Попрощавшись, Лена повесила трубку, спросила у быстро проглотившего обед Ирошникова, хочет ли тот кофе, и ушла на кухню. Ирошников полистал толстый глянцевый журнал, с удивлением обнаружил, что читать в нем нечего. Лена вернулась в комнату, поставила перед ним чашку кофе, а сама сделала глоток апельсинового сока из стакана.
– Кто это звонил? – невыразимое темное предчувствие появилось неизвестно откуда.
– Это к делу не относится, – она поставила стакан с соком на стол. – Просто знакомый. Достал одну вещь и спрашивал, нужна ли она мне. Кстати, он врач, – добавила Лена и пожалела о своих словах.
– Что ещё за врач? – глаза Ирошникова сузились.
– Знахарь, то есть народный гомеопат, – сказала Лена. – Старенький такой старичок, сморщенный, как лежалое яблоко. Очень симпатичный, аккуратный. Лечит травами и народными заговорами.
– И отчего, позволь спросить, он лечит тебя своими заговорами? – не успокаивался Ирошников.
– Ни от чего не лечит. Просто эти травы выводят из организма всякую дрянь. Продукты распада и все такое нехорошее.
– Он тебе какое-то лекарство предлагал?
– Предлагал пить смесь трав, – Лена, уставшая врать, поморщилась. – Пустырник, шиповник и ещё что-то.
– А зачем тебе успокоительная смесь?
– Сплю плохо, – Лена допила сок в три глотка и поставила стакан на стол. – И ещё старичок говорит: когда пьешь эти травы, всегда деньги в кармане появляются и не надо у отца клянчить. Те самые деньги, которые просит знакомый мужик на свои сомнительные дела. Так старичок говорит. А народным гомеопатам я с детства верю.
– Раньше сюда всякие шарлатаны не звонили.
– Времена изменились, – Лена покачала головой. – Или ты пришел ещё и затем, чтобы мне выговоры делать за телефонные беседы? Заявляешься раз в пятилетку и ещё выговариваешь мне.
– Я просто спросил, – Ирошников пожал плечами.
– Ты прости мою раздражительность. В последнее время с отцом отношения испортились, потому что он тоже лезет с вопросами. Хочет все знать о моей личной жизни. А теперь ещё ты. Может, и вправду нужно принимать для успокоения пустырник или лимонник?
– Женские неврозы не по моей части, – Ирошников сделал глоток кофе. – А твой отец даст денег? Если я выпутаюсь из этой истории, подарю тебе на память о нашем приключении какую-нибудь вещицу, драгоценность.

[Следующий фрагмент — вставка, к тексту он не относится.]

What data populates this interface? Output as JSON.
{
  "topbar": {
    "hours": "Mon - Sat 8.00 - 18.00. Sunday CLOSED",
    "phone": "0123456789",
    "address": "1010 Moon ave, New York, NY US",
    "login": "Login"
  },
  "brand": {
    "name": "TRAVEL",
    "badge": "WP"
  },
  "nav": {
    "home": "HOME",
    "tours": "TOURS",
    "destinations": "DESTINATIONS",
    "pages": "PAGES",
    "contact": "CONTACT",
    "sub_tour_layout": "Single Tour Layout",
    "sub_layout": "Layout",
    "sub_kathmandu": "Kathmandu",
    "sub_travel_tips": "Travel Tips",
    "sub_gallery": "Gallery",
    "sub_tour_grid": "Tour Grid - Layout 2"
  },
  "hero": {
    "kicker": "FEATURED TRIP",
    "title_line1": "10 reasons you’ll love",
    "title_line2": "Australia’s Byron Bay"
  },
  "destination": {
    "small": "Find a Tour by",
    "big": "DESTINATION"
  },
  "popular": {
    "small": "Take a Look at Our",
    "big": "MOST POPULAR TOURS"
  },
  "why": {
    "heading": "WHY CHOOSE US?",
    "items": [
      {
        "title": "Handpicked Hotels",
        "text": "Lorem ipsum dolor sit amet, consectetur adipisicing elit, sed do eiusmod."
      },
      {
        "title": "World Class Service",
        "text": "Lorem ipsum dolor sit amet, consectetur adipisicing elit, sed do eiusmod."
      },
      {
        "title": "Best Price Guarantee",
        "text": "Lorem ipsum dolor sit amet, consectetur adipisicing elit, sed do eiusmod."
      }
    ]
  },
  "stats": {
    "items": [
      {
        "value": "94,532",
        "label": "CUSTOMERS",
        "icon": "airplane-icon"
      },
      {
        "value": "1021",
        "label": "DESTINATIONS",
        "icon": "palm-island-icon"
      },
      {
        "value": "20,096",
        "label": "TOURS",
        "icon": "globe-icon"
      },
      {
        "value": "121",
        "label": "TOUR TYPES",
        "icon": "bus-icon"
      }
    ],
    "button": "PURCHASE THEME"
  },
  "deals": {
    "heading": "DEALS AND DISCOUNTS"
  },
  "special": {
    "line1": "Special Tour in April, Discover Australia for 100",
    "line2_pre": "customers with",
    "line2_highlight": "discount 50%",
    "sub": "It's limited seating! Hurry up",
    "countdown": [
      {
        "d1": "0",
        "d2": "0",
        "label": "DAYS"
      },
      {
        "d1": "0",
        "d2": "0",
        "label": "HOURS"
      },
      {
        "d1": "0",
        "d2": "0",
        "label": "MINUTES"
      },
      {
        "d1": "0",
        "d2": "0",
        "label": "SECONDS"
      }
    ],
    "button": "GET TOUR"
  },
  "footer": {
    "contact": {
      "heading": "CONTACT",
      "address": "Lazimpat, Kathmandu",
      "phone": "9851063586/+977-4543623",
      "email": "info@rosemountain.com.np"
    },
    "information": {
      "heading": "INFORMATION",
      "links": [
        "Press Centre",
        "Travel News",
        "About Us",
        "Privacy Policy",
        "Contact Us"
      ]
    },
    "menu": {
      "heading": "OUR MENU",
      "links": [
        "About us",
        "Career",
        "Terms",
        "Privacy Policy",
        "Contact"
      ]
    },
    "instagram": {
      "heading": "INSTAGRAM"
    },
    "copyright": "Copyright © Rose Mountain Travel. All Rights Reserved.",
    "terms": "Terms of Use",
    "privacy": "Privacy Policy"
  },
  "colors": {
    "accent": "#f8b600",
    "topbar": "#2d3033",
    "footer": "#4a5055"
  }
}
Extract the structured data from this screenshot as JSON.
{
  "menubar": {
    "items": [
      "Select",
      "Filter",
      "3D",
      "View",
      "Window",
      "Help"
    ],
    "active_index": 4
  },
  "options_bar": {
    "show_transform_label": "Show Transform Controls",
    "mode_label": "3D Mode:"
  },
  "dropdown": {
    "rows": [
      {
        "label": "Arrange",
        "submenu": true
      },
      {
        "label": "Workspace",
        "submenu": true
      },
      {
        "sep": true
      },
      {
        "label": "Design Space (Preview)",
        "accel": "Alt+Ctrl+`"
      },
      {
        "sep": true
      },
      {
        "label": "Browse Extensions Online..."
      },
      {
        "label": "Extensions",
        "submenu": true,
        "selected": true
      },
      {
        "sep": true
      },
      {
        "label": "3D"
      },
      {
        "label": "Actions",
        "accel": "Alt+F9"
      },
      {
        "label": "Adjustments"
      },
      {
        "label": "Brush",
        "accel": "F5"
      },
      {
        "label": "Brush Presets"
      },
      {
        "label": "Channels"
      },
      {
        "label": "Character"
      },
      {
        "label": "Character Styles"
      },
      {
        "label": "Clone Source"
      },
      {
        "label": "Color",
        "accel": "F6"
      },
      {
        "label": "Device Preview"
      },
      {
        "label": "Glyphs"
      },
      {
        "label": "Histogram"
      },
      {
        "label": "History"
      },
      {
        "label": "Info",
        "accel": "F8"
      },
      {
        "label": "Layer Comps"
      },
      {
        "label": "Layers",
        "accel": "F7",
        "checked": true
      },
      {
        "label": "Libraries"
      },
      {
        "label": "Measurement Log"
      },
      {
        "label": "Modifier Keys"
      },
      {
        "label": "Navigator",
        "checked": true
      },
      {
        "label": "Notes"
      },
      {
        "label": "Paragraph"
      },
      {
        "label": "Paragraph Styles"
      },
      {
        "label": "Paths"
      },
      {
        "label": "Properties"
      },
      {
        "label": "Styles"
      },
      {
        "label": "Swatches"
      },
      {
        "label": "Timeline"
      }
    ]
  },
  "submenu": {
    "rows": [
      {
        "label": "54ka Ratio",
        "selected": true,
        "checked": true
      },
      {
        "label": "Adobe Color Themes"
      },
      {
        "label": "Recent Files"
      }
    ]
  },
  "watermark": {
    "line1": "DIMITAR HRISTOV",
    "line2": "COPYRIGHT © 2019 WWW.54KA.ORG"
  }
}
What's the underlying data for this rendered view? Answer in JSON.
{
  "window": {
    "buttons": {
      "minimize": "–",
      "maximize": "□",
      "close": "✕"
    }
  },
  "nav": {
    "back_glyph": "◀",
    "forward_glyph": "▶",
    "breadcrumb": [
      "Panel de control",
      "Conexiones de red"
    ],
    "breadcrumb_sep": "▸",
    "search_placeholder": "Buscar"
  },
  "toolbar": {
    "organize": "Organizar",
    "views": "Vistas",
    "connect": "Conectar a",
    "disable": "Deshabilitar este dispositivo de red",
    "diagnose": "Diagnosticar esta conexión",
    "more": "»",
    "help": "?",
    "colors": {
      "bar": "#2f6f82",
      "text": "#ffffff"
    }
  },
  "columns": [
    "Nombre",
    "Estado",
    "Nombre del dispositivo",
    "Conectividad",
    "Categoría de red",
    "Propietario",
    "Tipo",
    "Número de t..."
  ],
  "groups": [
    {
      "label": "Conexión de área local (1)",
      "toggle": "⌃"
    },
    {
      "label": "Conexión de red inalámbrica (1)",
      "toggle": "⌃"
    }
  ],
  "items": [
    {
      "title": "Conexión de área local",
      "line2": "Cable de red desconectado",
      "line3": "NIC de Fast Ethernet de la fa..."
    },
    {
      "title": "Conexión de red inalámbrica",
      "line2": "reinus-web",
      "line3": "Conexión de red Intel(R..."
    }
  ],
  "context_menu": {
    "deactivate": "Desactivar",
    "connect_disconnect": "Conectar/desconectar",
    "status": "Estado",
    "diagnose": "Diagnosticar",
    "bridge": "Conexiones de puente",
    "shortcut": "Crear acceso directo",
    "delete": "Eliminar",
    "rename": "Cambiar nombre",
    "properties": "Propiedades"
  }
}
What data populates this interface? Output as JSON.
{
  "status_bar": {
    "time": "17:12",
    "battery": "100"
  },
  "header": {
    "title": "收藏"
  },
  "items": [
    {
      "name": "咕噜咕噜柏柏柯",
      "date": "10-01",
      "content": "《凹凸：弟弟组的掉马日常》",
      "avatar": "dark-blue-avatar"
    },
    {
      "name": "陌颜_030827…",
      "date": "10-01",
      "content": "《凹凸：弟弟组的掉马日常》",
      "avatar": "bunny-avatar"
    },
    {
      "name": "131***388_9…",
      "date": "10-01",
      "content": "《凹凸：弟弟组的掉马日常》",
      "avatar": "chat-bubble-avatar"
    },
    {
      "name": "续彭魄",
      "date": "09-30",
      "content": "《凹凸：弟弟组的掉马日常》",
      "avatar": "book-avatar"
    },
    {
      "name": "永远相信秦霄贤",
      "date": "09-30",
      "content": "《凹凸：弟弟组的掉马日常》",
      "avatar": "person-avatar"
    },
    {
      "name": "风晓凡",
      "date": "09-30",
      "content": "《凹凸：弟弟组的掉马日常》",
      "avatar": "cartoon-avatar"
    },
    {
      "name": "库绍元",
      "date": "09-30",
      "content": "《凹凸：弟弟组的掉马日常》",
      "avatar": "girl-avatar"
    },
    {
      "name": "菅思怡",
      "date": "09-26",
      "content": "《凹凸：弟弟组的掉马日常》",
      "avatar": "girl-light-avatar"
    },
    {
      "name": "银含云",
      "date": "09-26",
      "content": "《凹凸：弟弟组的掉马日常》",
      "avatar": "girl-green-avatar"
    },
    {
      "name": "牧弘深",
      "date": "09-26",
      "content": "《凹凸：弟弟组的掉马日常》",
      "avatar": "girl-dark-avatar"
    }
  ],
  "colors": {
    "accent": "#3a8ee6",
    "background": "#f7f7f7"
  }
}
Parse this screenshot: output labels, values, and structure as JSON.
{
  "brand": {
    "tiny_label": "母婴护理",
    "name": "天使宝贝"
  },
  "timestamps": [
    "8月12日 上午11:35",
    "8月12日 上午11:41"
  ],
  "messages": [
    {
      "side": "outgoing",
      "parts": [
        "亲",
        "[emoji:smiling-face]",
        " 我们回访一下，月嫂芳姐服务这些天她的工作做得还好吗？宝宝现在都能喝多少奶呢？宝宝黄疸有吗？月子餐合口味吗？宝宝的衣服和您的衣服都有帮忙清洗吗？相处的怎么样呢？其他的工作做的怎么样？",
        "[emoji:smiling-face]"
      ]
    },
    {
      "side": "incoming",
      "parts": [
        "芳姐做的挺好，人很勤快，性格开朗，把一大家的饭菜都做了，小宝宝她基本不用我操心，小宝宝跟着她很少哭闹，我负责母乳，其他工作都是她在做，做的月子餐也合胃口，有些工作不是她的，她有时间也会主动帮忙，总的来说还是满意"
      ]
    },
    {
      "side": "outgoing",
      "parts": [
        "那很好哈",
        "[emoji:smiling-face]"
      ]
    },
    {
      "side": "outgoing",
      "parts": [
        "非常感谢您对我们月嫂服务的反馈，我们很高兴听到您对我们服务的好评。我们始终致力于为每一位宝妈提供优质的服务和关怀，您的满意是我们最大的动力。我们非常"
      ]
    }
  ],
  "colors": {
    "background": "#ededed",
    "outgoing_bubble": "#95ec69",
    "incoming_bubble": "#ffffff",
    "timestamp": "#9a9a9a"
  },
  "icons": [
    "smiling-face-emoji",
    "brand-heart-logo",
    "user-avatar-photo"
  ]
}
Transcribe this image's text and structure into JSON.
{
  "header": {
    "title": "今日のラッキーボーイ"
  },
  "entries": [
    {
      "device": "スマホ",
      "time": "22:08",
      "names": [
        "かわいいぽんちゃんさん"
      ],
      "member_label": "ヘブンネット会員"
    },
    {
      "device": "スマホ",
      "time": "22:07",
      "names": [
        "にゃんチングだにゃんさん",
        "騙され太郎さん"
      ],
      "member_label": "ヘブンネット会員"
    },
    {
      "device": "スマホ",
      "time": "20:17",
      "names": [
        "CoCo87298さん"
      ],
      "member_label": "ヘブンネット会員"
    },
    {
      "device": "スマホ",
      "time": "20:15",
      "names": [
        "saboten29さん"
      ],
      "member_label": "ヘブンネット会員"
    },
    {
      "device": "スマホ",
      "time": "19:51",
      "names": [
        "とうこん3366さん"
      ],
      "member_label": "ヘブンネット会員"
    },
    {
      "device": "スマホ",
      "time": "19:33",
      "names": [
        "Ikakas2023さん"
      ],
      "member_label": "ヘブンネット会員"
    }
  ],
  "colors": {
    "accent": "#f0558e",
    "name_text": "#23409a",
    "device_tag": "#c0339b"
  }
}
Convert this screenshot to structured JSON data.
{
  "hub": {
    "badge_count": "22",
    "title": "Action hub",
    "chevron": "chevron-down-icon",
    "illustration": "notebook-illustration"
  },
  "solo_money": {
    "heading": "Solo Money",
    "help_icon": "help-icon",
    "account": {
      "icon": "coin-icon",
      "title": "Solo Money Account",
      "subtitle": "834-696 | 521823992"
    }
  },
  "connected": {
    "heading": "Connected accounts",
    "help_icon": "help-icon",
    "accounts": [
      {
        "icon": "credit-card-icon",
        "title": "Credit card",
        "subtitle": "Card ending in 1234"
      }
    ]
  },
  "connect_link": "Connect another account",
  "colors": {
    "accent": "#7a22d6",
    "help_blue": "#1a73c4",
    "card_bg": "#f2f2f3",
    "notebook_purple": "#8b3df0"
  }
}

– Подаришь, позолоченное колечко с цирконием, – Лена фыркнула. – Не смеши меня. Позвони завтра вечером. А теперь отправляйся. Я плохо себя чувствую, голова болит. Нет, подожди. Ты любишь смотреть отечественные фильмы, ну, кино наше?
– Не понял, – Ирошников помотал головой. – По-моему, там любить особенно нечего. Правда, некоторые центральные моменты отечественных триллеров мне очень даже нравятся. Например, половой акт без снятия штанов. Драки, когда удар ещё не дошел, а человек уже упал. Наши умеют снять кино. А почему ты спрашиваешь?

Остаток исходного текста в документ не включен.